Der damalige Präsident des Muslimischen Rates, der gemäßigte
Dahl Boubakeur, ruft nun die islamischen Führer dazu auf, ihren Gläubigen die
Rede Chiracs zu erklären, damit sie verstehen, dass es in ihrem Sinne sei, das
Gesetz zu befolgen. Die ebenfalls im Muslimischen Rat vertretene radikale Union
der islamischen Organisationen Frankreichs UOIF erklärt: »Wir waren gegen das
Gesetz, aber nun ist es da, und wir müssen damit leben.« Auf der letzten
Protestkundgebung im Jahr 2003 zählt die Polizei nur noch 2.500 Demonstranten.
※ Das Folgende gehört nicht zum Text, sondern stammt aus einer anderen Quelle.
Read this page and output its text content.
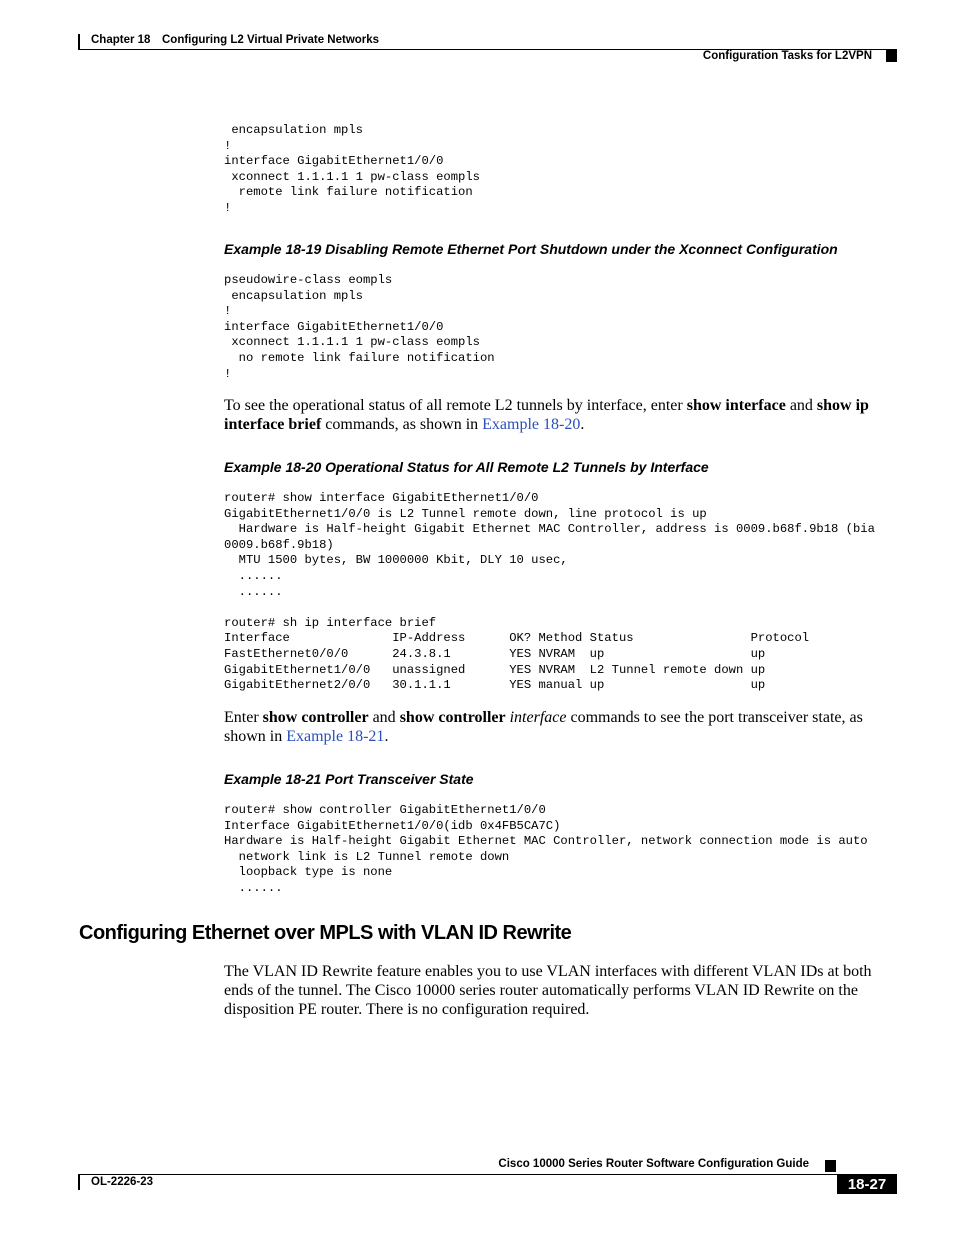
Chapter 18 Configuring L2 Virtual Private Networks
Configuration Tasks for L2VPN
encapsulation mpls
!
interface GigabitEthernet1/0/0
xconnect 1.1.1.1 1 pw-class eompls
remote link failure notification
!
Example 18-19 Disabling Remote Ethernet Port Shutdown under the Xconnect Configuration
pseudowire-class eompls
encapsulation mpls
!
interface GigabitEthernet1/0/0
xconnect 1.1.1.1 1 pw-class eompls
no remote link failure notification
!
To see the operational status of all remote L2 tunnels by interface, enter show interface and show ip interface brief commands, as shown in Example 18-20.
Example 18-20 Operational Status for All Remote L2 Tunnels by Interface
router# show interface GigabitEthernet1/0/0
GigabitEthernet1/0/0 is L2 Tunnel remote down, line protocol is up
Hardware is Half-height Gigabit Ethernet MAC Controller, address is 0009.b68f.9b18 (bia
0009.b68f.9b18)
MTU 1500 bytes, BW 1000000 Kbit, DLY 10 usec,
......
......

router# sh ip interface brief
Interface              IP-Address      OK? Method Status                Protocol
FastEthernet0/0/0      24.3.8.1        YES NVRAM  up                    up
GigabitEthernet1/0/0   unassigned      YES NVRAM  L2 Tunnel remote down up
GigabitEthernet2/0/0   30.1.1.1        YES manual up                    up
Enter show controller and show controller interface commands to see the port transceiver state, as shown in Example 18-21.
Example 18-21 Port Transceiver State
router# show controller GigabitEthernet1/0/0
Interface GigabitEthernet1/0/0(idb 0x4FB5CA7C)
Hardware is Half-height Gigabit Ethernet MAC Controller, network connection mode is auto
network link is L2 Tunnel remote down
loopback type is none
......
Configuring Ethernet over MPLS with VLAN ID Rewrite
The VLAN ID Rewrite feature enables you to use VLAN interfaces with different VLAN IDs at both ends of the tunnel. The Cisco 10000 series router automatically performs VLAN ID Rewrite on the disposition PE router. There is no configuration required.
Cisco 10000 Series Router Software Configuration Guide
OL-2226-23	18-27
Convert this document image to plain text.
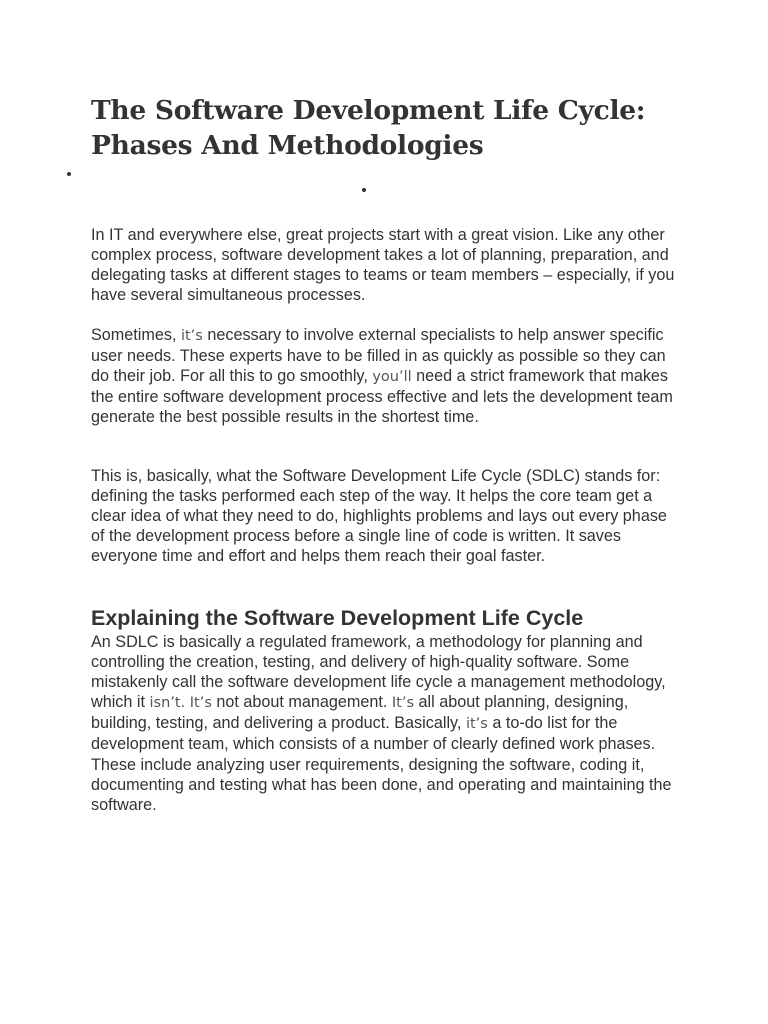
The Software Development Life Cycle: Phases And Methodologies

In IT and everywhere else, great projects start with a great vision. Like any other complex process, software development takes a lot of planning, preparation, and delegating tasks at different stages to teams or team members – especially, if you have several simultaneous processes.

Sometimes, it’s necessary to involve external specialists to help answer specific user needs. These experts have to be filled in as quickly as possible so they can do their job. For all this to go smoothly, you’ll need a strict framework that makes the entire software development process effective and lets the development team generate the best possible results in the shortest time.

This is, basically, what the Software Development Life Cycle (SDLC) stands for: defining the tasks performed each step of the way. It helps the core team get a clear idea of what they need to do, highlights problems and lays out every phase of the development process before a single line of code is written. It saves everyone time and effort and helps them reach their goal faster.

Explaining the Software Development Life Cycle

An SDLC is basically a regulated framework, a methodology for planning and controlling the creation, testing, and delivery of high-quality software. Some mistakenly call the software development life cycle a management methodology, which it isn’t. It’s not about management. It’s all about planning, designing, building, testing, and delivering a product. Basically, it’s a to-do list for the development team, which consists of a number of clearly defined work phases. These include analyzing user requirements, designing the software, coding it, documenting and testing what has been done, and operating and maintaining the software.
Das »Verbot deutlich sichtbarer religiöser Zeichen in den
Schulen« wird im Frühjahr 2004 im Parlament mit der überwältigenden Mehrheit
von 494 (von 577) Stimmen verabschiedet. Konservative und Sozialisten stimmen
gemeinsam dafür. Die 36 Gegenstimmen kommen von zwölf Konservativen und zwei
Sozialisten sowie der Mehrheit der Kommunisten und Grünen. Die 32 Enthaltungen
kommen überwiegend von den Liberalen. Im Senat wird das Gesetz mit 276 gegen 20
Stimmen verabschiedet.
Am 1. September 2004 soll das Kopftuch-Verbot in Kraft treten.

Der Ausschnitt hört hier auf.